Our plans were to leave for Davis that day (Thursday). But not before seeing Annie one more time, and not before helping my family somehow in some way. And we did help out in a small, but meaningful way – we helped move the mattress on which my aunt had died out of the house. As we walked to the bedroom, I asked David if he was ready. He said no. There was some blood on the floor, and the mattress had a circle of dried blood. It was like a scene from a movie, and that’s what it felt like. A movie. Yes, there was a dark red circle on the mattress, but my reality didn’t believe that it was my aunt’s. It was a king-size mattress and as we maneuvered it out of the house, the mattress would fold. And that’s when we saw it. I remember staring at it in shock. The blood was bright red oozing out of the mattress. As fresh as the blood I see when I draw blood on patients. It makes sense considering she lost liters of blood and it had only been a day, but it’s a sight I never thought I would ever have to see. No one does.
Bak Fu also helped us move the mattress. He’s a very serious man, who does what needs to get done. Annie told me he cried at the hospital when he kissed Bak Long’s cheek and said goodbye. I’ve never seen him cry. I wasn’t there to see it, but the image of the strongest man I know crying as he kisses my unconscious Bak Long’s cheek still instantly brings a lump to my throat.

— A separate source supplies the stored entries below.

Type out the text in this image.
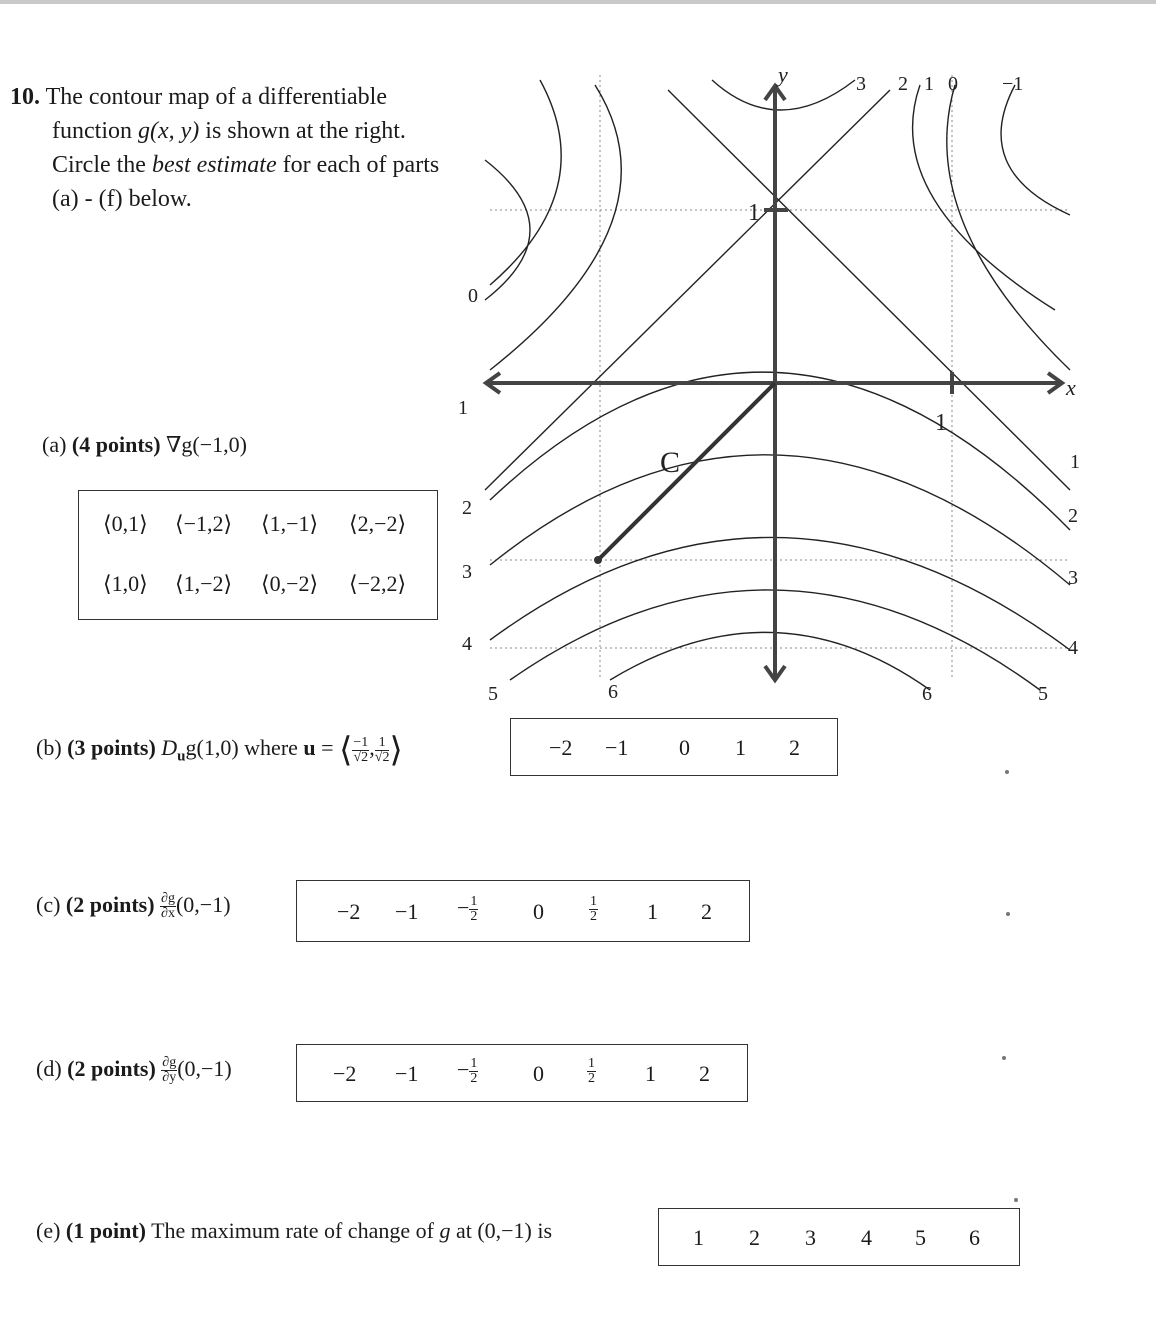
10. The contour map of a differentiable
function g(x, y) is shown at the right.
Circle the best estimate for each of parts
(a) - (f) below.
x
y
1
1
C
3 2 1 0 −1
0
1
2
3
4
5
1
2
3
4
5
6	6
(a) (4 points) ∇g(−1,0)
⟨0,1⟩ ⟨−1,2⟩ ⟨1,−1⟩ ⟨2,−2⟩
⟨1,0⟩ ⟨1,−2⟩ ⟨0,−2⟩ ⟨−2,2⟩
(b) (3 points) $D_ug(1,0)$ where u = ⟨ $\frac{-1}{√2}$ , $\frac{1}{√2}$ ⟩	−2 −1 0 1 2
(c) (2 points) $\frac{\partial g}{\partial x} (0,-1)$	$-2 -1 - \frac{1}{2} 0$	$\frac{1}{2} 1$ 2
(d) (2 points) $\frac{\partial g}{\partial y} (0,-1)$	$-2 -1 - \frac{1}{2} 0$	$\frac{1}{2} 1$ 2
(e) (1 point) The maximum rate of change of g at (0,−1) is	1 2 3 4 5 6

Bak Long’s purse and sweater were sitting on the couch in the house. Like she was home. I remember staring at it too, struggling to believe that she will never use her purse again.
This tragedy was not just any death. She stabbed herself in the chest, and the knife went through to her back. She leaves behind my favorite cousin, who is about to graduate high school. She was one of the sweetest women in my life. She was so loving and nurturing and caring. But she was sick and suffering. She hadn’t been herself in the past year, the mental illness consumed her. So I am terribly sad and will miss her so much. But I’m not asking “why?” There really are no questions to ask, we can only move forward.